Jean Sarkozy est un jeune homme pressé. Trop, sans doute, pour avoir le temps d’ajuster ses déclarations et ses actes. Le nouveau conseiller général de Neuilly-sur-Seine, délégué à la jeunesse à l’assemblée départementale des Hauts-de-Seine, avait annoncé en avril dernier son intention d’organiser des états généraux de la jeunesse à la rentrée prochaine et, cela allait de soi, une grande concertation dans le département.
Dans une lettre adressée le 23 avril aux 36 maires, accompagnée d’un simple document technique de travail, il soulignait sa volonté d’élaborer « un diagnostic partagé des forces et des faiblesses de la politique de notre département concernant les jeunes » et il annonçait des « assises de la jeunesse » avant la fin de l’année pour préparer un plan d’action départemental. Jean Sarkozy souhaitait dans cette missive aux maires recueillir leurs observations et propositions. Depuis, plus rien. Les maires attendent toujours un document sérieux à étudier, une esquisse de plan qui pourrait leur servir de base de travail. Et les conseillers généraux, tout de même bien placés pour juger d’un plan d’action qu’ils doivent approuver, n’ont pas été conviés à la réflexion. C’est ce qu’a dénoncé publiquement mercredi dernier le groupe communiste au conseil général. Patrick Alexanian regrette que les élus du département aient été écartés, qui fait craindre « une absence de pensée collective sur ces états généraux ». « Qui va organiser ces états généraux ? Qui allons-nous rencontrer ? Quelles associations, quels jeunes ? Comment créer les conditions d’un dialogue à égalité ? » Les élus communistes s’interrogent et remarquent que la jeunesse d’un département riche comme les Hauts-de-Seine rencontre un peu partout des difficultés pour s’insérer dans la société. Problèmes aigus de logement, de transports, de formation, d’accès aux études. Ce n’est pas forcément une chance d’avoir moins de vingt-cinq ans dans les Hauts-de-Seine où tout est fait pour favoriser l’élite : le logement est hors de prix, le logement social inaccessible ; contrairement au Val-de-Marne ou à la Seine-Saint-Denis, le département ne subventionne pas du tout la carte jeune Imagine R ; le conseil général a supprimé les bourses directes aux lycéens et étudiants pour créer une bourse au projet, Voc@tion 92, seule aide existante aux étudiants qui se révèle aujourd’hui un échec. C’est révélateur, le budget consacré à la jeunesse et au sport a diminué, depuis trois ans, de plus de 700 000 euros entre 2007 et 2008.

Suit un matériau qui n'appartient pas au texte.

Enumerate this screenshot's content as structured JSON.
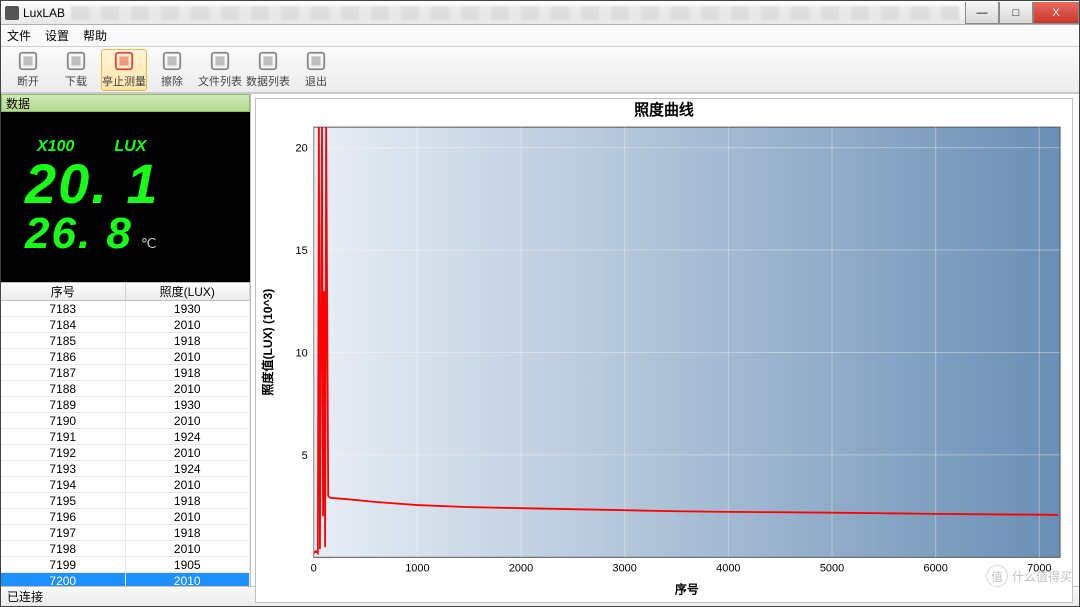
{
  "window": {
    "title": "LuxLAB",
    "buttons": {
      "min": "—",
      "max": "□",
      "close": "X"
    }
  },
  "menu": {
    "items": [
      "文件",
      "设置",
      "帮助"
    ]
  },
  "toolbar": {
    "items": [
      {
        "name": "disconnect",
        "label": "断开",
        "color": "#888"
      },
      {
        "name": "download",
        "label": "下载",
        "color": "#888"
      },
      {
        "name": "stop-measure",
        "label": "亭止测量",
        "color": "#d44",
        "active": true
      },
      {
        "name": "erase",
        "label": "擦除",
        "color": "#888"
      },
      {
        "name": "file-list",
        "label": "文件列表",
        "color": "#888"
      },
      {
        "name": "data-list",
        "label": "数据列表",
        "color": "#888"
      },
      {
        "name": "exit",
        "label": "退出",
        "color": "#888"
      }
    ]
  },
  "left": {
    "header": "数据",
    "lcd": {
      "scale": "X100",
      "unit": "LUX",
      "value": "20. 1",
      "temp": "26. 8",
      "temp_unit": "℃"
    },
    "table": {
      "columns": [
        "序号",
        "照度(LUX)"
      ],
      "rows": [
        [
          "7183",
          "1930"
        ],
        [
          "7184",
          "2010"
        ],
        [
          "7185",
          "1918"
        ],
        [
          "7186",
          "2010"
        ],
        [
          "7187",
          "1918"
        ],
        [
          "7188",
          "2010"
        ],
        [
          "7189",
          "1930"
        ],
        [
          "7190",
          "2010"
        ],
        [
          "7191",
          "1924"
        ],
        [
          "7192",
          "2010"
        ],
        [
          "7193",
          "1924"
        ],
        [
          "7194",
          "2010"
        ],
        [
          "7195",
          "1918"
        ],
        [
          "7196",
          "2010"
        ],
        [
          "7197",
          "1918"
        ],
        [
          "7198",
          "2010"
        ],
        [
          "7199",
          "1905"
        ],
        [
          "7200",
          "2010"
        ]
      ],
      "selected_index": 17
    }
  },
  "chart": {
    "title": "照度曲线",
    "xlabel": "序号",
    "ylabel": "照度值(LUX) (10^3)",
    "xlim": [
      0,
      7200
    ],
    "ylim": [
      0,
      21
    ],
    "xticks": [
      0,
      1000,
      2000,
      3000,
      4000,
      5000,
      6000,
      7000
    ],
    "yticks": [
      5,
      10,
      15,
      20
    ],
    "plot_bg_from": "#e8eef5",
    "plot_bg_to": "#6a8fb5",
    "grid_color": "#ffffff",
    "grid_opacity": 0.35,
    "line_color": "#ff0000",
    "line_width": 1.8,
    "title_fontsize": 15,
    "label_fontsize": 12,
    "tick_fontsize": 11,
    "series": [
      [
        0,
        0.2
      ],
      [
        20,
        0.3
      ],
      [
        40,
        0.2
      ],
      [
        50,
        21
      ],
      [
        60,
        0.4
      ],
      [
        80,
        21
      ],
      [
        90,
        2
      ],
      [
        100,
        13
      ],
      [
        110,
        0.5
      ],
      [
        120,
        21
      ],
      [
        140,
        3
      ],
      [
        160,
        2.9
      ],
      [
        300,
        2.85
      ],
      [
        600,
        2.7
      ],
      [
        1000,
        2.55
      ],
      [
        1500,
        2.45
      ],
      [
        2000,
        2.4
      ],
      [
        2500,
        2.35
      ],
      [
        3000,
        2.3
      ],
      [
        3500,
        2.25
      ],
      [
        4000,
        2.22
      ],
      [
        4500,
        2.2
      ],
      [
        5000,
        2.18
      ],
      [
        5500,
        2.15
      ],
      [
        6000,
        2.12
      ],
      [
        6500,
        2.1
      ],
      [
        7000,
        2.08
      ],
      [
        7180,
        2.07
      ]
    ]
  },
  "status": {
    "text": "已连接"
  },
  "watermark": {
    "icon": "值",
    "text": "什么值得买"
  }
}
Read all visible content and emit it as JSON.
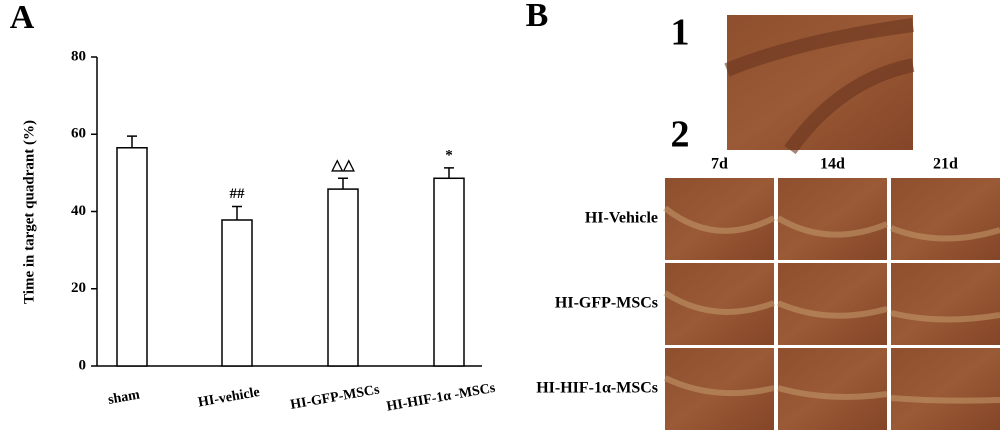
{
  "chart_data": {
    "type": "bar",
    "panel": "A",
    "y_label": "Time in target quadrant (%)",
    "categories": [
      "sham",
      "HI-vehicle",
      "HI-GFP-MSCs",
      "HI-HIF-1α -MSCs"
    ],
    "values": [
      56.5,
      37.8,
      45.8,
      48.6
    ],
    "errors": [
      3.0,
      3.5,
      2.8,
      2.7
    ],
    "significance": [
      null,
      "##",
      "△△",
      "*"
    ],
    "color": "#ffffff",
    "ylim": [
      0,
      80
    ],
    "yticks": [
      0,
      20,
      40,
      60,
      80
    ],
    "grid": false
  },
  "micrographs": {
    "panel": "B",
    "sections": [
      "1",
      "2"
    ],
    "columns": [
      "7d",
      "14d",
      "21d"
    ],
    "rows": [
      "HI-Vehicle",
      "HI-GFP-MSCs",
      "HI-HIF-1α-MSCs"
    ]
  }
}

Dans ces conditions, les élus communistes se demandent si les états généraux ne masquent pas ces coupes claires dans les budgets, une opération communication avec strass et paillettes, comme l’avait d’ailleurs fait Nicolas Sarkozy lors de son arrivée à la présidence du conseil général. Jean Sarkozy a vivement réagi dans un entretien au journal Première Heure aux interrogations du groupe communiste sur sa méthode en parlant d’attaque « de mauvaise foi ». Réponse de Patrick Alexanian : que Jean Sarkozy produise le courrier qu’il s’est engagé à adresser à ses collègues du conseil général. « Si c’est de concertation dont on parle, à ce jour aucune discussion n’a été organisée entre les élus de la commission jeunesse dans laquelle je siège », ajoute l’élu, qui se dit disponible comme tous les conseillers généraux et appelle finalement les jeunes du département « à prendre eux-mêmes ces affaires, leurs affaires en main ».